The size advantage of awk comes entirely from its automatic
option processing, argument processing, input loop processing and
field splitting. The Python algorithm actually beats the awk one
in the portion that does the real work.
The following is the breakdown:
Python Awk
Declaration statements 1 stmt 0 stmts
Default options 1 stmt 1 stmt
Option processing 3 stmts 0 stmts
Argument processing 3 stmts 0 stmts
Reading & looping over input 3 stmts 0 stmts
Field splitting 1 stmt 0 stmts
Get list of whitespace fields 0 stmts 3 stmts
Check number of fields 1 stmt 1 stmt
Swap & print fields 6 stmts 6 stmts (4 lines)
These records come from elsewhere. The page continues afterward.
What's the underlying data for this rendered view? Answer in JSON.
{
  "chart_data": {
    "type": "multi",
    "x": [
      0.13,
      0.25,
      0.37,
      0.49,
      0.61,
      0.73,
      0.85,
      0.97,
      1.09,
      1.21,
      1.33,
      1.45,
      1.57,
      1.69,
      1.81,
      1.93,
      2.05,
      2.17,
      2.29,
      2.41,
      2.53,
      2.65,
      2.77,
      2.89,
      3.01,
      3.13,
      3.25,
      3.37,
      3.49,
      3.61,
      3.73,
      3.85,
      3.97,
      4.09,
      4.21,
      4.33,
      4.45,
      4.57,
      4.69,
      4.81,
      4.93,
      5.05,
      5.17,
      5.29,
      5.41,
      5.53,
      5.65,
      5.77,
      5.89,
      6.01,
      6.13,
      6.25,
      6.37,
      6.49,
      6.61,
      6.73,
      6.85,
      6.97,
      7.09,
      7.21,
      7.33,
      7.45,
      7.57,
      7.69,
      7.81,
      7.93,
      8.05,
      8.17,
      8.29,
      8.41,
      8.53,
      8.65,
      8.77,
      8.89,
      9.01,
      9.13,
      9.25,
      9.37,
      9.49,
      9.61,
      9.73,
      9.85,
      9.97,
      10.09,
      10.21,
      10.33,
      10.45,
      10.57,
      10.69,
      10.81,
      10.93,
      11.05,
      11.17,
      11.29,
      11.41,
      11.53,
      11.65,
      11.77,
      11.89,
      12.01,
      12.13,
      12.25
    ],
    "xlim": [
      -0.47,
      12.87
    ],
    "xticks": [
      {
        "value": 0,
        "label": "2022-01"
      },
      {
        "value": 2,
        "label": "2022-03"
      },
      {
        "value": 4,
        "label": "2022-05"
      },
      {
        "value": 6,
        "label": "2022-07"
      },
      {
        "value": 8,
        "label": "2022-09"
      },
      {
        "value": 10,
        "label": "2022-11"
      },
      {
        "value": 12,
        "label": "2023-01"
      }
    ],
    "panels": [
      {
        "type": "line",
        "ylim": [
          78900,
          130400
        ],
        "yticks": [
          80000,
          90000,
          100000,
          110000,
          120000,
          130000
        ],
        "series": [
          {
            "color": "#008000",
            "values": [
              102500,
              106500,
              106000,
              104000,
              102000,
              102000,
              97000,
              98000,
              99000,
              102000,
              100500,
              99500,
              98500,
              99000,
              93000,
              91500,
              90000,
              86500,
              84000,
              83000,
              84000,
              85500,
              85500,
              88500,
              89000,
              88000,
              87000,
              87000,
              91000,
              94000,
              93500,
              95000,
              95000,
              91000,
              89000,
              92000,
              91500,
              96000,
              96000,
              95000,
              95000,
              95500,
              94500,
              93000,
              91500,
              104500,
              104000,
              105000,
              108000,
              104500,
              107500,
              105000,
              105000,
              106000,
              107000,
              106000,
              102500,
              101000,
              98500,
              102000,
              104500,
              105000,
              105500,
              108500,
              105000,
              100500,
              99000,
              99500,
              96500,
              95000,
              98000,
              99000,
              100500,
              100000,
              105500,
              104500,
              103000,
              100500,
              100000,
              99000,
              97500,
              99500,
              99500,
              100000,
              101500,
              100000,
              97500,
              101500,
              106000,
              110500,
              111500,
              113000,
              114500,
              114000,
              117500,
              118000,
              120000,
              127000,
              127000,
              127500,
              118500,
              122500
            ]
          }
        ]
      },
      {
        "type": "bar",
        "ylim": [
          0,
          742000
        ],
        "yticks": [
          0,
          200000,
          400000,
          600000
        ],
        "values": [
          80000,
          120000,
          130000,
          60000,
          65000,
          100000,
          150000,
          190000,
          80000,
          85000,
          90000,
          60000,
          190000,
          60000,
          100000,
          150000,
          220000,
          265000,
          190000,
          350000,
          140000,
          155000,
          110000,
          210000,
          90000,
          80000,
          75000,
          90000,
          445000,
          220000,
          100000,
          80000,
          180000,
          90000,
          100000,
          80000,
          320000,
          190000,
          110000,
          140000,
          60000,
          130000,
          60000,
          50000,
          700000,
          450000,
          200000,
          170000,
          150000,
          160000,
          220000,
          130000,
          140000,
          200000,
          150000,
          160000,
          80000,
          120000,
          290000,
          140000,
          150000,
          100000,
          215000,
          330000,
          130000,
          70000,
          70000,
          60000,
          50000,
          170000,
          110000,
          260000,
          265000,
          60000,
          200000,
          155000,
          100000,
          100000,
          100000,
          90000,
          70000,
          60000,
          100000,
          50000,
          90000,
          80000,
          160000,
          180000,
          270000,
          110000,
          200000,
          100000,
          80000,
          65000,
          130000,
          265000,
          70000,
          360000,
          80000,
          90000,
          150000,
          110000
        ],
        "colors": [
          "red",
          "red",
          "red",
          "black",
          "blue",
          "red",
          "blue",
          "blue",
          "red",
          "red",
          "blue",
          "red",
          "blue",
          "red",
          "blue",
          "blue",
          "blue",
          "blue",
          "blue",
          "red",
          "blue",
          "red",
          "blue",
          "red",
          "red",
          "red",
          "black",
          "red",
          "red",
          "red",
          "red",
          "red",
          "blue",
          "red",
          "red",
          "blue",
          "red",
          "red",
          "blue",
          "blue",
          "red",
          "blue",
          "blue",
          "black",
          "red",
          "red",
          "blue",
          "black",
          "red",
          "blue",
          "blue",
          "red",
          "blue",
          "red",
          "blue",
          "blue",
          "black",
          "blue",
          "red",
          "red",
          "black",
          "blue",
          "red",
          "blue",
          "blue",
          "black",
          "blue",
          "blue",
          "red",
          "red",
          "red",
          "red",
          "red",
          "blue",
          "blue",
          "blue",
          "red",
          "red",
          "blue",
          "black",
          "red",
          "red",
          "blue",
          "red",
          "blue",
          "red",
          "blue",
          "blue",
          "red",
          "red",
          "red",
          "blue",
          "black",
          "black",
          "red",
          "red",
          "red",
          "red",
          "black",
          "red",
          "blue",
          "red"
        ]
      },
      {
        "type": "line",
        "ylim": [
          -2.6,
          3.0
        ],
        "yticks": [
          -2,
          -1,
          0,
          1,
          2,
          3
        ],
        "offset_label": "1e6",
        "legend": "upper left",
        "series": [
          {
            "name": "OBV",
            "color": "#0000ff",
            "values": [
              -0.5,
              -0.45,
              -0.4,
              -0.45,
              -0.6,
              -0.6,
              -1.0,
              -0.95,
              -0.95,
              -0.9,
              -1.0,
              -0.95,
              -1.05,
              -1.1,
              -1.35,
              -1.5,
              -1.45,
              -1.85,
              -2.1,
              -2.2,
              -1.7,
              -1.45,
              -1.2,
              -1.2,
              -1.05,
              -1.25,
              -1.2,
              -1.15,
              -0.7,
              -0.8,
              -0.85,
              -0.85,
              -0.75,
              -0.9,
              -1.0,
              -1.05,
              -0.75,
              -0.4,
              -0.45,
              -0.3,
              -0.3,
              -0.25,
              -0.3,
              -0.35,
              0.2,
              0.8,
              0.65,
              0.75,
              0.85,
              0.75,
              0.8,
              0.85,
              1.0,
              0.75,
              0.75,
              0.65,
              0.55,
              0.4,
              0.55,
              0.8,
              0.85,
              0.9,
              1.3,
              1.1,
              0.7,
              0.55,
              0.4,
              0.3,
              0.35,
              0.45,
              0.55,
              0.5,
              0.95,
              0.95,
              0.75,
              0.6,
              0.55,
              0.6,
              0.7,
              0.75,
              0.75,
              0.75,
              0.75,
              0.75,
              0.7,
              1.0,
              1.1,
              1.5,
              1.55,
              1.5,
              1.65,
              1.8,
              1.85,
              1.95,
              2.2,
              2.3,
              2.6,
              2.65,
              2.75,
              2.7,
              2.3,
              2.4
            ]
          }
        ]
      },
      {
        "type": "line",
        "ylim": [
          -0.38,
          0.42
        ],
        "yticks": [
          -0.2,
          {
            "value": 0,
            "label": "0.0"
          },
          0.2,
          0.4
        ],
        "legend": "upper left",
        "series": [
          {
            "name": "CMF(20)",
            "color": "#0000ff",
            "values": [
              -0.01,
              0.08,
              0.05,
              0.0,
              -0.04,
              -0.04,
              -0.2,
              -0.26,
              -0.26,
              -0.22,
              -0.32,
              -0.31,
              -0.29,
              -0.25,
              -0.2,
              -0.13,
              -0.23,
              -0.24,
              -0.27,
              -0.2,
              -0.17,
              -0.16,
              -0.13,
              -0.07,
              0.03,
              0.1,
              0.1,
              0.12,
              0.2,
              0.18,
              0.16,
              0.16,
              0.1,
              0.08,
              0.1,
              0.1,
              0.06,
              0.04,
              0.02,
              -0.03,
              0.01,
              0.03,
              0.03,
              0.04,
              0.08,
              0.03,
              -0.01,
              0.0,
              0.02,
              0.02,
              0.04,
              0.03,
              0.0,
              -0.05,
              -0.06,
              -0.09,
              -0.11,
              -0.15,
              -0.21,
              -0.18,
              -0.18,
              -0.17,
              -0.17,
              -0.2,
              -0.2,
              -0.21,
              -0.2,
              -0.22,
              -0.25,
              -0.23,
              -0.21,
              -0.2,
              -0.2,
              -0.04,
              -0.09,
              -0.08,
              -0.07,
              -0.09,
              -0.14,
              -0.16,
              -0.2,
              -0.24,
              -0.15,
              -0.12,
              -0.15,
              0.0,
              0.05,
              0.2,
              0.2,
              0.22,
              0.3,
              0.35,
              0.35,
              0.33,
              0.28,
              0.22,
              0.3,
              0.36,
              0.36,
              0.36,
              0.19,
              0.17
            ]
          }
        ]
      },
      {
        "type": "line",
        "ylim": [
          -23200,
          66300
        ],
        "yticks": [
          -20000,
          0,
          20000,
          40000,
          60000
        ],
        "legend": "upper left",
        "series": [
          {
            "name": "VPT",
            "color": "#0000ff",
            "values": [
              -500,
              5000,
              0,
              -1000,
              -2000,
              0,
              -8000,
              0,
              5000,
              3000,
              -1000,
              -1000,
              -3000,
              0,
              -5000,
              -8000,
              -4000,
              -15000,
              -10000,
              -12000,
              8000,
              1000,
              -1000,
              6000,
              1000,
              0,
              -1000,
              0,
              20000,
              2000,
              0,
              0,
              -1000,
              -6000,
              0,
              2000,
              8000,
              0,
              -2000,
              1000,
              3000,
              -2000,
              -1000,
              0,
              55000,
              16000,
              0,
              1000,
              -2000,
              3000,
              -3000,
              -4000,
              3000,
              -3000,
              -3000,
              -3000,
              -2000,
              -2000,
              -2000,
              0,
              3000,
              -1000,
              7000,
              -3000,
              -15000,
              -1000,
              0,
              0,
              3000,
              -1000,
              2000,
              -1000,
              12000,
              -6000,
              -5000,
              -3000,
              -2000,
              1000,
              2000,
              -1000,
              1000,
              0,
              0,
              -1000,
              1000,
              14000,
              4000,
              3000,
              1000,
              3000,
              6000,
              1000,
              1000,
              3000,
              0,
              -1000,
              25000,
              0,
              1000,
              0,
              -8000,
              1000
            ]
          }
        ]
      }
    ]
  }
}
End of block stmts 0 stmts 1 stmt
Total 18 stmt 12 stmts (10 lines)
Also to be mentioned is that the the Python approach eliminates
the loop over the arguments which is nice (although it does
require an explicit loop over the input lines which awk does
not).
On the other hand, the line:
line = line[:a] + line[c:d] + line[b:c] + line[a:b] + line[d:]
in the Python program is a bit difficult to follow and what one
really wants to say (to be closer to how you might think when
developing pseudocode) is:
swap line[a:b] and line[c:d]
or
line[a:b], line[c:d] = line[c:d], line[a:b]
but one can't because strings are immutable.
Extrapolating the advantages listed for awk, we see that the
savings as a percentage of code size would tend to be relatively
smaller for larger programs. It is likely that past a certain
size Python has smaller code size while under a certain size awk
does.
There really is no reason that with flags to allow automated
processing of arguments, automatic processing of options,
automatic processing of the input loop and automatic field
splitting plus mutuable strings that the Python code could not be
made to beat the awk code even for programs of this size.
It would also be nice and certainly could not hurt to have the
sub and gsub functions of awk in the Python string library.
=== awk program ===
BEGIN { if (x == 0) x = 1; if (y == 0) y = 2 }
NF >= x && NF >=y {
line = $0;
gsub(/[^ \t]+/, ":", line);
split(line, s, ":");
t = $y; $y = $x; $x = t;
for(i=1; i<=NF; i++)
printf("%s%s", s[i], $i);
print "";
}
=== Python program ===
import getopt, regexp, string, sys
options, files = getopt.getopt(sys.argv[1:], 'x:y:')
x, y = 1, 2
for (a, b) in options:
if 'x' in a: x = string.atoi(b)
if 'y' in a: y = string.atoi(b)
if x > y: x, y = y, x
fp = sys.stdin
if files: fp = open(files[0], 'r')
while 1:
line = fp.readline()
if not line: break
if len(string.split(line)) >= y:
t = (regexp.compile('[ \t]*([^ \t]+)' * y)).exec(line)
(a, b), (c, d) = t[x], t[y]
line = line[:a] + line[c:d] + line[b:c] + line[a:b] + line[d:]
print line[:-1]